- Ardley Location of Ardley Ardley Ardley (Canada)
- Coordinates: 52°15′41″N 113°13′39″W﻿ / ﻿52.26139°N 113.22750°W
- Country: Canada
- Province: Alberta
- Region: Central Alberta
- Census division: 8
- Municipal district: Red Deer County

Government
- • Type: Unincorporated
- • Governing body: Red Deer County Council

Population (1991)
- • Total: 17
- Time zone: UTC−06:00 (Alberta Time)
- Area codes: 403, 587, 825

= Ardley, Alberta =

Ardley is a hamlet in central Alberta, Canada within Red Deer County. It is located 3 km west of Highway 21, approximately 40 km east of Red Deer.

== Toponymy ==
Ardley is named after a village of the same name in Oxfordshire, England. The meaning of the word ardley itself is "high pasture."

== History ==

=== Pre-settlement ===
During the Palliser Expedition, a survey of Western Canada conducted between 1857 and 1860, expedition member James Hector recorded that a stream north of Ardley boasted exposed coal deposits that had been ignited. His Indigenous guides reported that the fire had been burning "for as long as they and their fathers could remember."

=== Coal Banks: 1901-1912 ===
Settlers first arrived in Ardley around 1901, which area was initially known as Coal Banks due to its proximity to coal mines. In 1903, a school, Mound Lake School, opened in Coal Banks. Its first teacher was Annie Gaetz, who later published a local history of Red Deer and surrounding areas in 1948.

A post office began operating with the name Coal Banks in 1904. Christian residents began running a Sunday School in the area within the decade; by 1908, they had built a place of worship.

=== Ardley: 1912-present ===
The Grand Trunk Pacific Railway built a line through the settlement in 1912, and named its station Ardley after a place in England. The Coal Banks post office and school subsequently changed names to Ardley. A bridge over the Red Deer River was also installed by Grand Trunk Pacific.

Mound Lake School consolidated with the Great Bend School District in 1919. Also that year, the Canadian National Railway assumed control of Ardley's railway operations. A grain elevator began operating in Ardley in the mid-1920s.

After Ardley's church in Ardley burned down in 1943, parishioners relocated to a site nearer Delburne. The hamlet's name was approved for federal mapping purposes in 1951. The Ardley Bridge was damaged by heavy rain in 1952, and closed for business until repairs were completed in 1955.

A fire destroyed Ardley's post office in July 1961. Its closure became permanent after no residents expressed interest in rebuilding or assuming control of postal operations.

As of 2022, Ardley Bridge remains in use for rail services.

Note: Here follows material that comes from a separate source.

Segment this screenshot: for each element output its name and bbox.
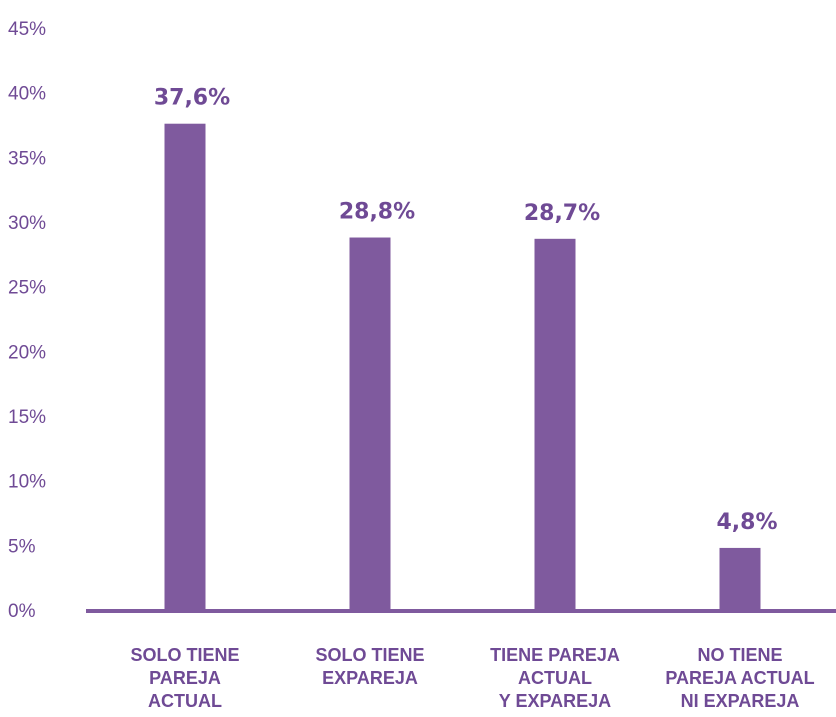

Ardley's population stands at 10 as of 2025.

== Ardley Dam project ==
In 1914, William Pearce devised a hydraulic engineering plan for the purposes of diverting water from the Red Deer River to local farms.

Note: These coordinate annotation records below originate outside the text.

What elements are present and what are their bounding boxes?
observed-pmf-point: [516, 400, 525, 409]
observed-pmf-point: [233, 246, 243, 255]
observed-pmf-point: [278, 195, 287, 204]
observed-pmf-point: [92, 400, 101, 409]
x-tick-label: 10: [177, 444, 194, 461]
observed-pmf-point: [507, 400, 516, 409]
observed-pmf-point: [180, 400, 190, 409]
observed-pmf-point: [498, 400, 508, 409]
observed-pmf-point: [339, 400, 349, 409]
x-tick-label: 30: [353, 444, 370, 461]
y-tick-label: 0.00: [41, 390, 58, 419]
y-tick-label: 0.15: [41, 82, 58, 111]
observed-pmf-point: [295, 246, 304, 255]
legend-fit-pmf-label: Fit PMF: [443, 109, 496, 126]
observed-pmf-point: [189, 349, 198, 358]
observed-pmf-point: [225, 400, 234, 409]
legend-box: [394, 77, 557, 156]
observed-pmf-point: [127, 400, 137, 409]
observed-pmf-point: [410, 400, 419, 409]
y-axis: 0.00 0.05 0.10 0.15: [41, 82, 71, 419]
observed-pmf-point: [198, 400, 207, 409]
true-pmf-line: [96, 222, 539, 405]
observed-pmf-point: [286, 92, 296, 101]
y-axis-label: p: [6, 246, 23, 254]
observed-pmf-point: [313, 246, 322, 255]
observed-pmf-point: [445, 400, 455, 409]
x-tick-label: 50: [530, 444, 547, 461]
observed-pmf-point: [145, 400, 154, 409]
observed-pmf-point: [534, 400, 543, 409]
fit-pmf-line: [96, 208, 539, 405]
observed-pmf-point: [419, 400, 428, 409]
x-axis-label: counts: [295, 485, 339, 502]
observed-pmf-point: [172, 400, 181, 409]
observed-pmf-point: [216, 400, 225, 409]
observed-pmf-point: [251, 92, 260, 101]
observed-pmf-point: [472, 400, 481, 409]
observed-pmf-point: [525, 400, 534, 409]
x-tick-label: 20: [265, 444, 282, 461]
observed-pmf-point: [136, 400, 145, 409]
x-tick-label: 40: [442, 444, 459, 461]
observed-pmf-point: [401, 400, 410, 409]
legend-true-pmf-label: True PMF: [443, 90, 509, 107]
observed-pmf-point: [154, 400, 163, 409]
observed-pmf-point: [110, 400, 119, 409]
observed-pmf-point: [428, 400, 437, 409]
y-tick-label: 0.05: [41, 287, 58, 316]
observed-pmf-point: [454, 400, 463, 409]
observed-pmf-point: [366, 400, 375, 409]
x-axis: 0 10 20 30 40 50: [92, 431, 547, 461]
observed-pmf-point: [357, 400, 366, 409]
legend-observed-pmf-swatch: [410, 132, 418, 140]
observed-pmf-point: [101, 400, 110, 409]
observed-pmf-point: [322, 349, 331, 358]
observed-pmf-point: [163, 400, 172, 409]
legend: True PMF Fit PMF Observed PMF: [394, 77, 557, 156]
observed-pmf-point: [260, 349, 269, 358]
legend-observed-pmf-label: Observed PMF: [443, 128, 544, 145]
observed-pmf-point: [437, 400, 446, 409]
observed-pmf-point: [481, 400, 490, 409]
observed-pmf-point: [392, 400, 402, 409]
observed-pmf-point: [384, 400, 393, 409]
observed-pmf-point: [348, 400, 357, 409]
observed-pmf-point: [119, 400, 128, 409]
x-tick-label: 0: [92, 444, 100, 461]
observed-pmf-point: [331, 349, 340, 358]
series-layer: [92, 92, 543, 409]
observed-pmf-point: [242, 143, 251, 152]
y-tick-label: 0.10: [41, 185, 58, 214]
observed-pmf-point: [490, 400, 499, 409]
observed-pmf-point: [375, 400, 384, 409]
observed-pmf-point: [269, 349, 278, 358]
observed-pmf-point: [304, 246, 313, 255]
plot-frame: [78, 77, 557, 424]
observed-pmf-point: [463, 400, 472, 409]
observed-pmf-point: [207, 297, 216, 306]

Pearce's proposal, though not acted upon at the time, evolved into a proposal for an Ardley dam during the 1940s. A cost estimate was prepared in 1951, followed by further site studies in 1960s. The slow-moving project was paused in 1983, owing to the construction of the Dickson Dam upstream.

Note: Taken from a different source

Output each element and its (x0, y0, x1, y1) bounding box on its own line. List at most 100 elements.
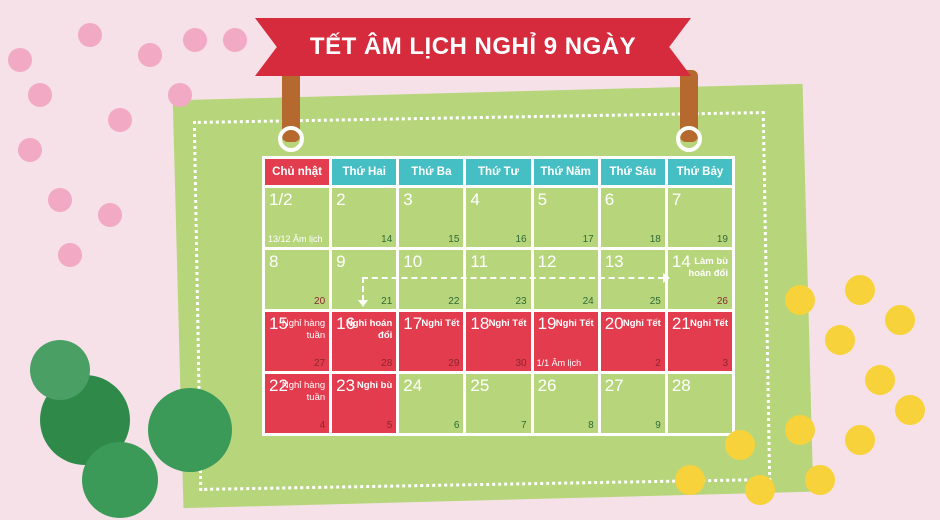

In 2024, the Government of Alberta issued a request for proposals for a feasibility study regarding the construction of an Ardley dam.

== Demographics ==
Ardley recorded a population of 17 in the 1991 Census of Population conducted by Statistics Canada.

As of August 2025, Red Deer County reports that Ardley has a population of 10. It has been described as a ghost town as recently as 2017.

== Notable people ==

- Helen Nicol – Canadian-American baseball pitcher who played in the All-American Girls Professional Baseball League between 1943 and 1952.